The UIDAI virtual ID will be temporary, revocable and can be used by users in place of Aadhaar number, which will protect the Aadhaar data
If you are sceptical about revealing your Aadhaar details to telecom companies or other service providers such as PayTm and more while completing the electronic-know-your-customer (eKYC) procedure, you can now skip it. The Unique Identification Authority of India (UIDAI) has launched a virtual ID (VID) system on July 1 that will let individuals generate a 16-digit-number to use in completing the eKYC formalities.
The 16-digit-VID number can be used in place of the Aadhaar number
The VID system will be made fully operational from August 31 with it becoming mandatory for banks and other service providers to roll out the number. To obtain the VID number, users must either go to the UIDAI website or mobile app and enter their Aadhaar number. Following this, they will be provided with a one-time password (OTP) sent to their registered mobile numbers. After they enter the OTP, the VID number – a temporary, revocable and random 16-digit number, that can be used instead of the Aadhaar number.
Users can share this VID number instead of using complete Aadhaar details (as was the case till now) with any service provider or telecom company. According to the new rule, the government has made sharing complete Aadhaar data with global authentication user agencies (AUA) like banks and or the income tax (IT) department for verification of several important documents like issuing of PAN card and more. However, in cases of third-party service providers or e-wallets, users will only need to share their VID number and parts of Aadhaar details such as name, address and in cases, the photograph. This reformed move has been taken following a series of allegations against UIDAI in the last few months due to a breach of Aadhaar data without the permission of users. “It will not be possible to derive the Aadhaar number from the virtual ID,” a circular issued by UIDAI stated.
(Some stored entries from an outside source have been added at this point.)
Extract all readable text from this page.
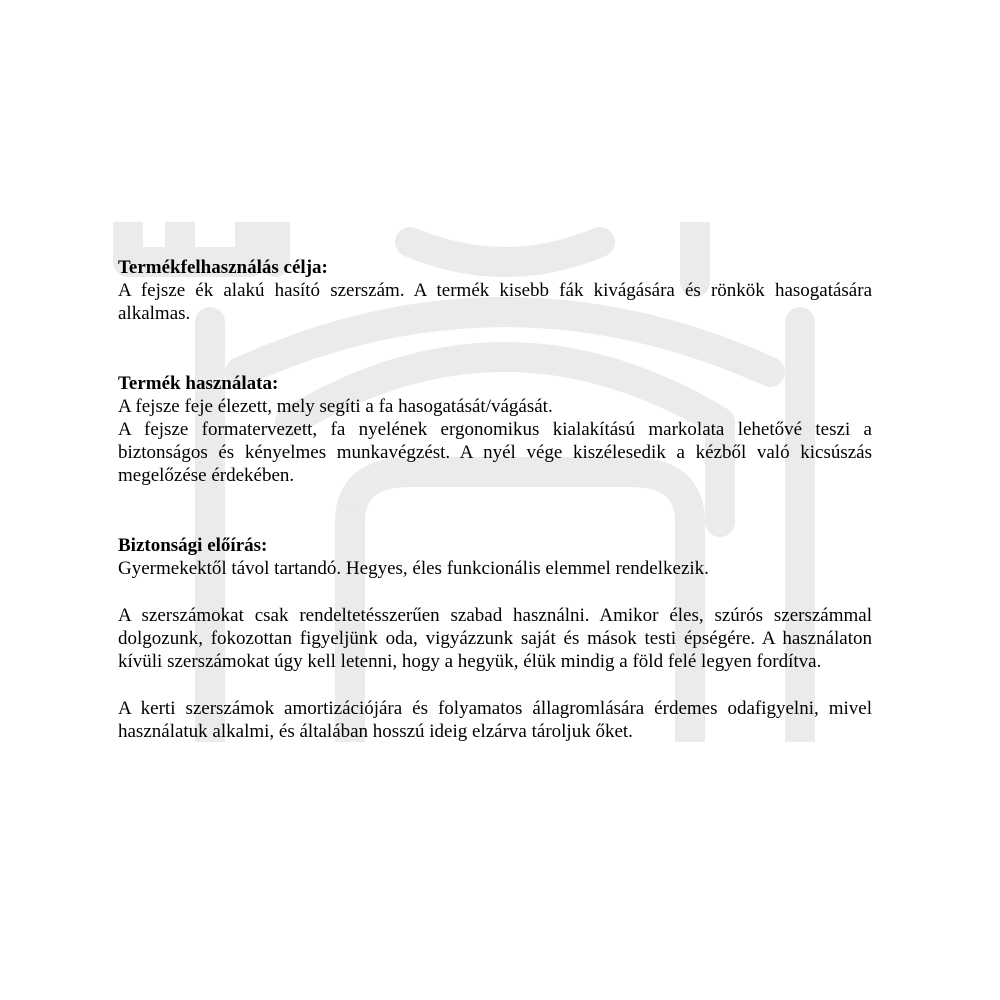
Termékfelhasználás célja:

A fejsze ék alakú hasító szerszám. A termék kisebb fák kivágására és rönkök hasogatására alkalmas.

Termék használata:

A fejsze feje élezett, mely segíti a fa hasogatását/vágását.

A fejsze formatervezett, fa nyelének ergonomikus kialakítású markolata lehetővé teszi a biztonságos és kényelmes munkavégzést. A nyél vége kiszélesedik a kézből való kicsúszás megelőzése érdekében.

Biztonsági előírás:

Gyermekektől távol tartandó. Hegyes, éles funkcionális elemmel rendelkezik.

A szerszámokat csak rendeltetésszerűen szabad használni. Amikor éles, szúrós szerszámmal dolgozunk, fokozottan figyeljünk oda, vigyázzunk saját és mások testi épségére. A használaton kívüli szerszámokat úgy kell letenni, hogy a hegyük, élük mindig a föld felé legyen fordítva.

A kerti szerszámok amortizációjára és folyamatos állagromlására érdemes odafigyelni, mivel használatuk alkalmi, és általában hosszú ideig elzárva tároljuk őket.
Service providers must pay 20 paise per transaction for VID system as of now
Once the VID system becomes fully functional on August 31, facial recognition will also occur to assure privacy and strengthen protection of Aadhaar data. However, UIDAI has shown patience with e-wallets and other service providers who will need time to roll out this new system. As of now, every service provider must pay 20 paise per transaction for rolling out the VID system and can avoid continuing to do the same if they migrate to the VID process by July 31.
UIDAI has introduced a concept of limited KYC
Besides the VID system, UIDAI has also initiated a concept of a limited KYC category that doesn’t access the Aadhaar number. For this move, UIDAI has divided the Authentication User Agency (AUA) into two categories – a global AUA and a local AUA. While the former deals with a bigger network of customers and on a more macro level, the latter functions on a micro level. Therefore, the former can access Aadhaar details, but the latter will only access the eKYC instead of the original Aadhaar number. A global AUA might be a government, private or public legal agency that is registered in India and authorised to use Aadhaar details offered by UIDAI.
A challenge of the VID system in a situation where UIDAI is planning to promote a limited Ekyc concept is that the VID number is temporary and storage of Aadhaar is restricted, which means customers must generate a new VID for each service provider. To tackle this, UIDAI is planning to launch a token mechanism where after a local AUA sends an authentication request, UIDAI will revert a 72-character alpha-numeric string – a unique identity token, which will only function in the local AUA’s system.
What are the experts saying about UIDAI’s new move?
Nandan Nilekani, former UIDAI chairman expressed his positive views in a tweet that said: “Aadhaar is here to stay! Happy that the @UIDAI has introduced virtual ID and limited KYC in the spirit of continuous innovation to enhance privacy and security.”
Pranesh Prakash, policy director at think tank Centre for Internet and Society, said: “If virtual IDs are made mandatory (and they aren’t) that would address the privacy concern of multiple private entities being able to create detailed profiles of you by using your Aadhaar number. But it wouldn’t address concerns people have relating to security, to exclusion from benefits, to the centralized biometric database, nor to Aadhaar facilitating various governments gaining an overall view of your life.”